The bank agreed to pay $95m (£59m, €73m) to resolve a lawsuit brought by the Public Employees' Retirement System of Mississippi (MissPERS) and the West Virginia Investment Management Board, Reuters reported. The settlement was disclosed in court papers filed in New York Federal court.
The mortgage-backed securities under lawsuit were sold by the bank in 13 offerings in 2006 and 16 offerings in 2007. The plaintiffs accused the bank of making false and misleading claims about the securities in violation of US securities law.
The settlement comes after the plaintiffs suffered a series of setbacks in their case against Morgan Stanley, as US District Judge Laura Taylor Swain denied a number of their claims.
The bank did not admit wrongdoing as part of the settlement, which should get approval from US District Judge Katherine Forrest.

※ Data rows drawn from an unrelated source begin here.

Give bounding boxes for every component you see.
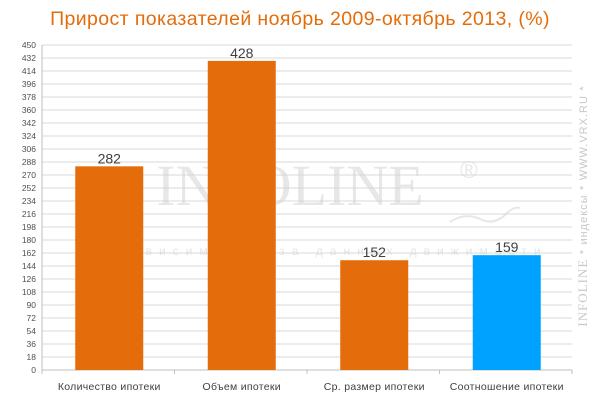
watermark: INFOLINE ® независимая база данных движи… [92,153,547,258]
x-category-label: Ср. размер ипотеки [324,381,425,393]
y-tick-label: 342 [22,118,36,128]
x-category-label: Объем ипотеки [203,381,281,393]
y-tick-label: 180 [22,235,36,245]
y-tick-label: 324 [22,131,36,141]
x-axis-labels: Количество ипотеки Объем ипотеки Ср. разме… [58,381,564,393]
y-tick-label: 306 [22,144,36,154]
y-tick-label: 54 [27,326,37,336]
y-tick-label: 0 [31,365,36,375]
bar [207,60,276,371]
y-tick-label: 234 [22,196,36,206]
bar [75,166,144,370]
side-separator-3: * [578,85,590,91]
x-category-label: Соотношение ипотеки [450,381,564,393]
bar [340,260,409,370]
side-separator-1: * [578,249,590,255]
y-tick-label: 18 [27,352,37,362]
watermark-tagline: независимая база данных движимости [92,244,547,258]
data-labels: 282 428 152 159 [98,45,519,260]
y-tick-label: 36 [27,339,37,349]
y-tick-label: 144 [22,261,36,271]
y-tick-label: 378 [22,92,36,102]
side-section: индексы [578,194,590,245]
y-tick-label: 270 [22,170,36,180]
y-tick-label: 360 [22,105,36,115]
y-tick-label: 252 [22,183,36,193]
y-tick-label: 414 [22,66,36,76]
watermark-swoosh [449,206,521,223]
side-separator-2: * [578,184,590,190]
bar-value-label: 428 [230,45,254,61]
watermark-registered: ® [460,157,478,184]
y-tick-label: 126 [22,274,36,284]
x-category-label: Количество ипотеки [58,381,161,393]
y-tick-label: 450 [22,40,36,50]
y-tick-label: 288 [22,157,36,167]
y-tick-label: 396 [22,79,36,89]
y-tick-label: 90 [27,300,37,310]
bars [75,60,541,371]
bar-value-label: 282 [98,150,122,166]
y-tick-label: 72 [27,313,37,323]
y-tick-label: 216 [22,209,36,219]
y-tick-label: 198 [22,222,36,232]
side-site: WWW.VRX.RU [578,95,590,181]
y-tick-label: 162 [22,248,36,258]
watermark-logo: INFOLINE [156,153,423,218]
chart-title: Прирост показателей ноябрь 2009-октябрь … [50,8,550,30]
bar [472,255,541,370]
bar-value-label: 152 [363,244,387,260]
side-brand: INFOLINE [575,258,590,327]
bar-value-label: 159 [495,239,519,255]
y-tick-label: 108 [22,287,36,297]
y-tick-label: 432 [22,53,36,63]
side-branding: INFOLINE * индексы * WWW.VRX.RU * [574,36,590,376]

The plaintiffs expect t hat investors would on average receive a distribution of $2.63 per $1,000 in original face value offered, according to the court filings.
The case is In re Morgan Stanley Mortgage Pass-Through Certificates Litigation, U.S. District Court, Southern District of New York, No. 09-02137.
In February, Morgan Stanley agreed to pay $1.25bn to US regulators in relation to past selling of mortgage-backed securities. The settlement was with the Federal Housing Finance Agency (FHFA) and put an end to a number of lawsuits relating to the financial products.